Le récit que l’entreprise vend désormais aux marchés
Toute société cotée raconte une histoire. L’ancienne histoire de Remixpoint disait : nous explorons plusieurs blockchains, nous stakons, nous diversifions. La nouvelle dit : nous détenons du bitcoin, nous le prêtons, nous recyclons une partie de nos plus-values vers l’énergie et le bilan. Plus courte. Plus nette. Plus facile à répéter d’un trimestre à l’autre.
Les marchés aiment les histoires courtes, surtout quand elles s’accompagnent de chiffres ronds. 878,8 millions vendus. 117,8 millions de profit. 1 506 bitcoin. Un dirigeant payé en BTC. Des batteries en ligne de mire. On peut trouver le récit trop lisse. On ne peut pas dire qu’il manque de cohérence interne.
Reste à savoir si cette cohérence survivra à un marché baissier prolongé. Une stratégie « bitcoin only » brille quand le cours monte et que le prêt rapporte. Elle se discute plus fort quand le collatéral fond et que les revenus d’août, si flatteurs, diminuent. Remixpoint aura alors à défendre non plus un arbitrage tactique, mais une identité.
Au-delà du communiqué, ce qui mérite d’être suivi
Trois indicateurs vaudront mieux que tous les commentaires. D’abord, l’évolution du stock de bitcoin : accumulation, stabilité ou érosion. Ensuite, la ventilation réelle des 878 millions : part allant aux batteries, part allant au désendettement ou à la trésorerie classique, part éventuellement reconvertie en BTC. Enfin, la qualité et la récurrence des revenus de prêt. Un mois à 2,48 BTC ne fait pas une doctrine. Une année de revenus stables commencerait à en faire une.
Il faudra aussi regarder le traitement comptable au deuxième trimestre de l’exercice 2027. La plus-value de 117 millions, une fois logée dans le segment d’activité, colorera les comptes. Les analystes compareront alors le résultat « crypto » au résultat des métiers historiques. Si l’écart devient trop criant, la société devra expliquer si elle est encore une entreprise d’énergie et de services qui détient du bitcoin, ou une trésorerie bitcoin qui possède des activités annexes.
Cette frontière n’est pas théorique. Elle détermine le multiple que le marché accorde, le type d’actionnaire qui entre au capital, la patience dont la direction disposera. Remixpoint vient de choisir la clarté. La clarté, parfois, oblige.
Une décision locale, un écho mondial
Des trésoreries bitcoin, on en trouve désormais sur plusieurs continents. Le cas japonais a pourtant une saveur particulière. Il se joue dans une économie mature, une bourse disciplinée, une culture d’entreprise où l’annonce se fait par dépôt formel plutôt que par fil d’actualité improvisé.
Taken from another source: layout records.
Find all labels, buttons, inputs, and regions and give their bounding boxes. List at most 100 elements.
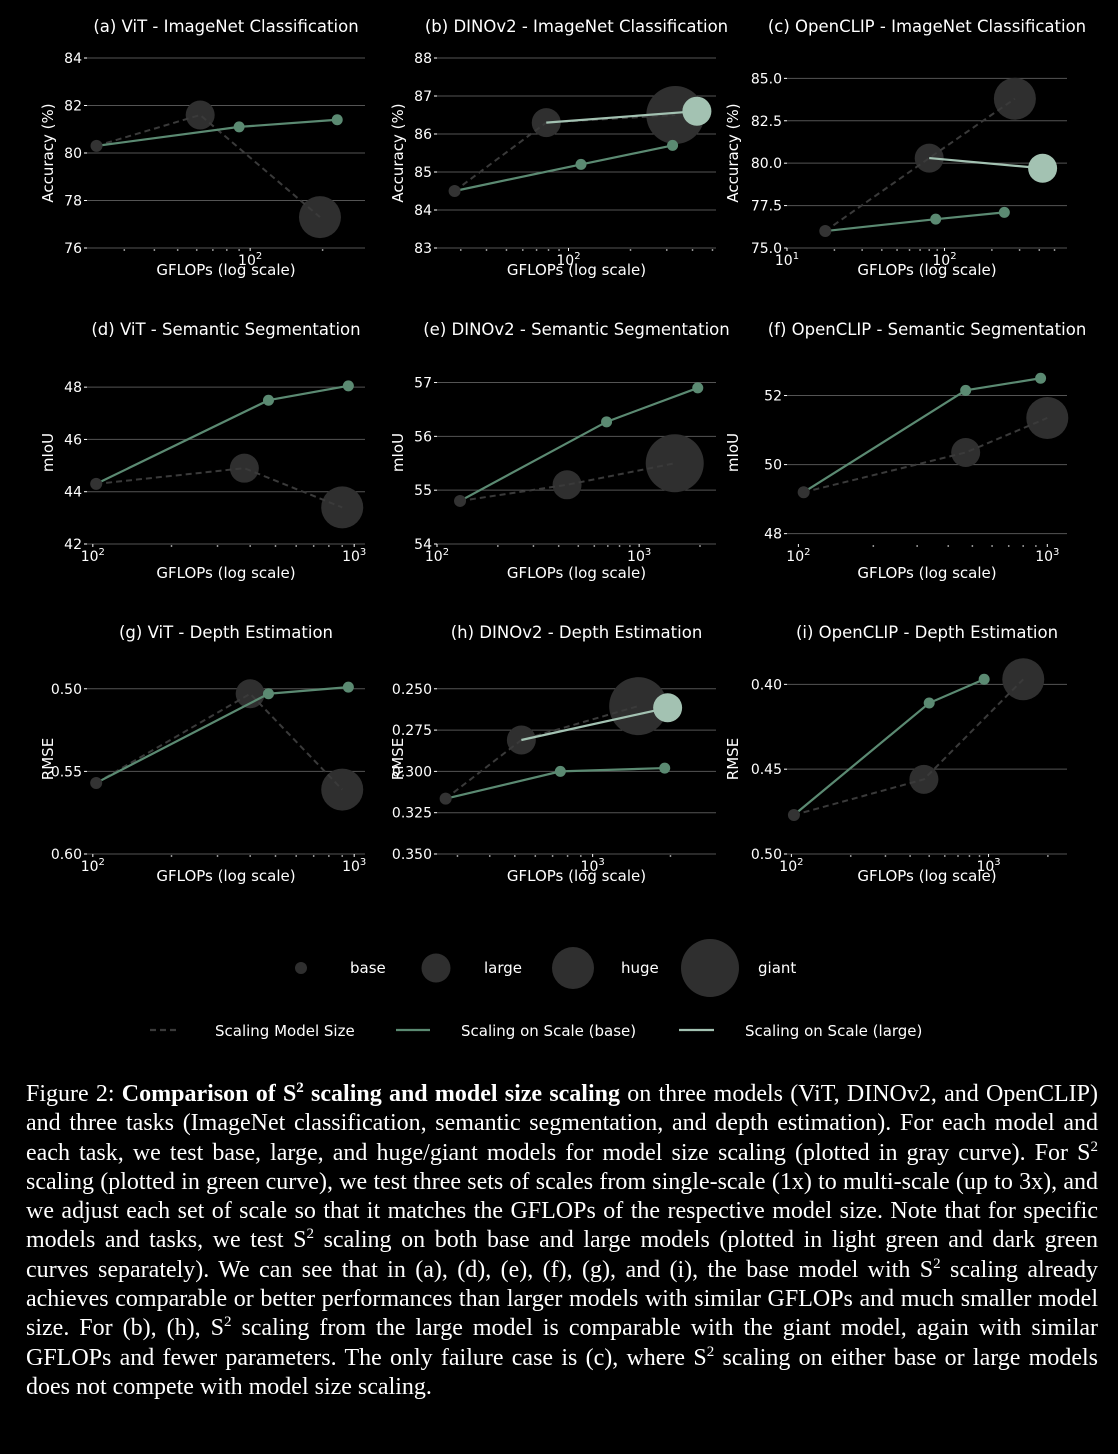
series-point-s2-base	[659, 762, 671, 774]
chart-title: (d) ViT - Semantic Segmentation	[91, 320, 360, 339]
y-tick-label: 86	[414, 127, 432, 143]
y-tick-label: 0.250	[392, 682, 432, 698]
x-minor-tick	[327, 545, 330, 547]
x-minor-tick	[1035, 545, 1037, 547]
x-minor-tick	[947, 545, 950, 547]
y-tick-label: 77.5	[751, 199, 782, 215]
x-minor-tick	[928, 249, 931, 251]
x-minor-tick	[884, 855, 887, 857]
series-line-s2-large	[521, 706, 668, 742]
series-line-model-size	[824, 97, 1016, 232]
model-size-marker-base	[90, 139, 103, 152]
y-tick-label: 87	[414, 89, 432, 105]
y-tick-label: 56	[414, 429, 432, 445]
x-minor-tick	[557, 545, 560, 547]
series-line-s2-base	[95, 384, 349, 485]
model-size-marker-large	[235, 679, 265, 709]
series-line-model-size	[454, 114, 676, 192]
x-minor-tick	[513, 855, 516, 857]
x-minor-tick	[1007, 545, 1010, 547]
y-tick-label: 48	[764, 527, 782, 543]
x-minor-tick	[225, 249, 228, 251]
x-tick-label: 102	[779, 857, 803, 875]
x-minor-tick	[551, 855, 554, 857]
chart-d: (d) ViT - Semantic Segmentation GFLOPs (l…	[39, 320, 366, 582]
x-axis-label: GFLOPs (log scale)	[857, 867, 996, 885]
x-axis-label: GFLOPs (log scale)	[507, 564, 646, 582]
x-minor-tick	[216, 855, 219, 857]
x-minor-tick	[547, 249, 550, 251]
y-tick-label: 75.0	[751, 241, 782, 257]
x-minor-tick	[880, 249, 883, 251]
series-line-s2-large	[929, 156, 1043, 170]
x-minor-tick	[238, 249, 241, 251]
legend-label-model-size: Scaling Model Size	[215, 1022, 355, 1040]
x-minor-tick	[991, 545, 993, 547]
caption-label: Figure 2:	[26, 1081, 115, 1107]
model-size-marker-large	[229, 453, 259, 483]
figure-canvas: (a) ViT - ImageNet Classification GFLOPs …	[39, 17, 1086, 1040]
x-minor-tick	[274, 545, 277, 547]
y-tick-label: 85	[414, 165, 432, 181]
x-minor-tick	[312, 545, 315, 547]
series-point-s2-base	[233, 121, 245, 133]
legend-label-s2-base: Scaling on Scale (base)	[461, 1022, 636, 1040]
x-minor-tick	[488, 855, 491, 857]
x-minor-tick	[971, 545, 974, 547]
y-tick-label: 0.300	[392, 764, 432, 780]
y-tick-label: 52	[764, 389, 782, 405]
x-minor-tick	[872, 545, 875, 547]
x-minor-tick	[170, 855, 173, 857]
y-tick-label: 42	[64, 537, 82, 553]
x-minor-tick	[274, 855, 277, 857]
x-tick-label: 103	[342, 857, 366, 875]
x-minor-tick	[195, 249, 198, 251]
x-tick-label: 103	[627, 547, 651, 565]
caption-bold-title: Comparison of S2 scaling and model size …	[121, 1080, 620, 1108]
series-point-s2-base	[960, 384, 972, 396]
chart-title: (e) DINOv2 - Semantic Segmentation	[423, 320, 729, 339]
x-axis-label: GFLOPs (log scale)	[156, 261, 295, 279]
y-tick-label: 0.350	[392, 847, 432, 863]
y-tick-label: 85.0	[751, 71, 782, 87]
chart-g: (g) ViT - Depth Estimation GFLOPs (log sc…	[39, 623, 366, 885]
series-line-s2-base	[96, 118, 338, 147]
model-size-marker-large	[951, 438, 981, 467]
series-point-s2-large	[682, 96, 712, 126]
x-minor-tick	[1046, 855, 1049, 857]
y-tick-label: 44	[64, 485, 82, 501]
x-minor-tick	[456, 855, 459, 857]
chart-h: (h) DINOv2 - Depth Estimation GFLOPs (log…	[389, 623, 716, 885]
series-point-s2-large	[1028, 153, 1058, 183]
x-tick-label: 103	[342, 547, 366, 565]
series-point-s2-base	[342, 380, 354, 392]
figure-caption: Figure 2: Comparison of S2 scaling and m…	[26, 1080, 1099, 1400]
x-minor-tick	[249, 545, 252, 547]
x-minor-tick	[1018, 249, 1021, 251]
chart-b: (b) DINOv2 - ImageNet Classification GFLO…	[389, 17, 728, 279]
x-tick-label: 102	[81, 547, 105, 565]
series-point-s2-base	[601, 416, 613, 428]
series-point-s2-base	[554, 765, 566, 777]
y-axis-label: RMSE	[389, 738, 407, 780]
y-axis-label: mIoU	[389, 433, 407, 472]
chart-title: (a) ViT - ImageNet Classification	[93, 17, 358, 36]
legend-marker-huge	[552, 947, 594, 989]
x-minor-tick	[341, 855, 344, 857]
series-point-s2-base	[930, 213, 942, 225]
x-minor-tick	[577, 545, 580, 547]
x-axis-label: GFLOPs (log scale)	[507, 867, 646, 885]
legend-label-giant: giant	[758, 959, 796, 977]
chart-title: (i) OpenCLIP - Depth Estimation	[796, 623, 1058, 642]
y-axis-label: Accuracy (%)	[39, 103, 57, 202]
chart-title: (g) ViT - Depth Estimation	[119, 623, 333, 642]
series-point-s2-large	[653, 693, 683, 723]
y-tick-label: 0.50	[51, 682, 82, 698]
model-size-marker-base	[454, 494, 467, 507]
series-line-s2-base	[825, 211, 1005, 233]
legend: base large huge giant Scaling Model Size Scal…	[150, 939, 922, 1040]
x-minor-tick	[699, 545, 701, 547]
model-size-marker-base	[448, 185, 461, 197]
x-minor-tick	[496, 545, 499, 547]
series-line-model-size	[96, 113, 321, 218]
Quand une société de ce paysage vend ETH, SOL, XRP et DOGE le même jour, le geste dépasse le trading. Il dit quelque chose de la hiérarchie des actifs numériques telle que la voient désormais certains conseils d’administration.
Le bitcoin occupe le sommet, non parce qu’il est le plus innovant sur le plan technique, mais parce qu’il est le plus institutionnalisable. Ethereum peut rester le cœur d’un univers applicatif. Solana peut rester un terrain de vitesse. XRP peut rester une thèse de rails de paiement. Dogecoin peut rester une icône populaire. Pour un bilan d’entreprise, ces qualités pèsent moins que la combinaison liquidité-récit-prêt-rémunération du dirigeant.
Remixpoint a tranché selon cette hiérarchie. D’autres suivront, ou non. Le marché, lui, n’a pas besoin d’un chœur unanime pour que le signal existe. Il suffit d’une société cotée, d’une date, de quatre lignes vendues, et d’un solde unique : 1 506 bitcoin.
Au fond, l’affaire n’est ni un requiem pour les altcoins, ni une apothéose du bitcoin. C’est un rappel un peu sec. Dans une entreprise, un actif n’a de place durable que s’il peut être expliqué sans détour, prêté sans improvisation, et défendu sans rougir devant un actionnaire qui n’a pas passé ses nuits sur les réseaux spécialisés. Le 1er septembre, Remixpoint a estimé que seuls les satoshis passaient encore ce test. Le reste est devenu du cash, une plus-value, et une page tournée.